Massimo Carlotto ha proseguito il pensiero d Izzo e intuito che in Italia c’erano ancora molti misteri e verità scomode da raccontare, e in primo luogo tra questi il rapporto Stato–criminalità. La malavita vive paradossalmente grazie allo Stato, ma soprattutto grazie all’indifferenza mostrata verso alcuni temi particolarmente problematici che vengono ormai occultati anche dal sistema giornalistico:

“Sradicano la cultura perché  è pericolosa. Perché fornisce tutti gli strumenti per pensare. Sveglia le menti. Affina le coscienze. E questo per lo stato- e per le organizzazioni criminali- non va bene”

(Piergiorgio Pulixi, “L’eredità di Izzo”)

Fate conto che in Lombardia un assessore regionale è stato arrestato per aver comprato i voti dalla ‘ndrangheta e c’è ancora chi è convinto che la mafia sia “cosa del sud”. È in questa situazione di “mancanza d’informazione” che il noir mediterraneo alla tensione narrativa tipica del genere accosta la finalità della denuncia, per sensibilizzare e

“lasciare volutamente aperta la coscienza del lettore. Quando questi chiude l’ultima pagina del libro si trova di fronte a una scelta dicoscienza: o continuare a ignorare il problema pur sapendo la verità diventando un complice o muoversi per dare un contributo e cambiare lo stato delle cose.”

(Intervista ai Mama Sabot, Valeria Floris, giugno 2011).

L’obiettivo che si prefigge il noir mediterraneo è portare il lettore ad avere dei dubbi, ad informarsi, a confrontarsi con ciò che viene raccontato nel libro, ed essendo questo legato all’analisi della società, così come essa è in continua evoluzione anche il romanzo cambia e in qualche modo cresce insieme al mondo che racconta. Il suo impianto realistico mira a far emergere la complessità del mondo, delle relazioni sociali e delle gerarchie di potere.

“In questo paese si fa finta che le cose non esistono. C’è il silenzio. Il nostro ruolo è quello di informare con lo strumento del romanzo utilizzando informazioni  che avrebbero dovuto però riportare i giornalisti . In Italia c’è un fenomeno unico: i lettori ogni giorno suggeriscono agli autori quale storia raccontare: sono loro a chiamare, a raccontare ciò che vedono e vivono, a mostrare documenti piuttosto che articoli di giornali e testimonianze nelle interviste. Questo fenomeno è unico, perché non esiste in nessuna altra parte d’Europa”

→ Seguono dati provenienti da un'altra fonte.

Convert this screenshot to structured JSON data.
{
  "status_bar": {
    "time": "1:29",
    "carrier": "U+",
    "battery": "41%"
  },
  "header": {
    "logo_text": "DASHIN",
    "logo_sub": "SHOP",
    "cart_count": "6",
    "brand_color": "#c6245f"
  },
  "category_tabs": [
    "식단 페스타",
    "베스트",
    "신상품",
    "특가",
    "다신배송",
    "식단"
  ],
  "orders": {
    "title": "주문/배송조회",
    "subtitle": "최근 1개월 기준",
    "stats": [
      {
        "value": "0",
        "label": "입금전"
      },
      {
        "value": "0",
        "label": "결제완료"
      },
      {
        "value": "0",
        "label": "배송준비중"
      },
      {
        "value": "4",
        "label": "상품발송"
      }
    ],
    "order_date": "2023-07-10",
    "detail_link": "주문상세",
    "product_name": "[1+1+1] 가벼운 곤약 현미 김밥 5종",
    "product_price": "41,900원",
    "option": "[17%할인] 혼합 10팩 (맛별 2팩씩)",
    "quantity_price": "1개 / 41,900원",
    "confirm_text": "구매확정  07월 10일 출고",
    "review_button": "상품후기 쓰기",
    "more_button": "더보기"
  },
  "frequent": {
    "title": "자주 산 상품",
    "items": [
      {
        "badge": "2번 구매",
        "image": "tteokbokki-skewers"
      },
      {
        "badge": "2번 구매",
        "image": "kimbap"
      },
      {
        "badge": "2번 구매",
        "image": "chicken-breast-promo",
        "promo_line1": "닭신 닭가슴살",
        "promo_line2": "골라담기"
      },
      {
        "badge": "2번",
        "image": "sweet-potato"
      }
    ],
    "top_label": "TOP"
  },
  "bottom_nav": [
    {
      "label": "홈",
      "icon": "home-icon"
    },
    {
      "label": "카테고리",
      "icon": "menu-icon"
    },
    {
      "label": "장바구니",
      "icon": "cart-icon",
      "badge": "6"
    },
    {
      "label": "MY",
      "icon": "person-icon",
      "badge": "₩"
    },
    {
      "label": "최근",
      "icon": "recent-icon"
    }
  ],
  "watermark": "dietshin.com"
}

(Massimo Carlotto, intervistato da Valeria Floris, Giugno 2011)

Una delle risorse che ha reso famoso a livello internazionale il noir mediterraneo consiste nell’aver valorizzato le differenze tra un territorio e l’altro. Ciò ha permesso di inserire nel tessuto sociale del territorio stesso delle vicende specifiche che lo caratterizzano. Jean-Claude Izzo racconta di una Marsiglia deturpata dall’industrializzazione incombente, dall’indifferenza verso gli emarginati della società con cui le coscienze civili dovrebbero lottare per ritrovare una dignità umana perduta in seguito alle trasformazioni conseguenti la globalizzazione. Petros Markaris fa muovere i passi del suo commissario Charitos in un’Atene piegata dalla crisi, dai debiti e dalla perdita del senso di nazione. Massimo Carlotto, conscio del fatto che non si può narrare di crimini  prescindendo dalla zona geografica e dalla contemporaneità in cui ha luogo il crimine, ha parlato di tanti territori. Il Nord-Est di alcune sue opere è caratteristico per la sua posizione di crocevia di grandi movimenti, accumulazione,di ricchezze e di interessi di mafie e istituzioni statali, spesso colluse. Montalbàn illuminò il volto maledetto di una Barcellona che si apprestava a diventare di gran carriera la città più ricca della Spagna post-franchista.

Raccontare un territorio attraverso il noir significa porre l’accento sugli aspetti ambientali, politici e sociali che vengono compromessi dal sistema economico e, come già citato, da quello istituzionale, puntando a una riqualificazione territoriale che miri a ridare dignità a chi lo vive.

Come sempre, Scerbanenco aveva ragione.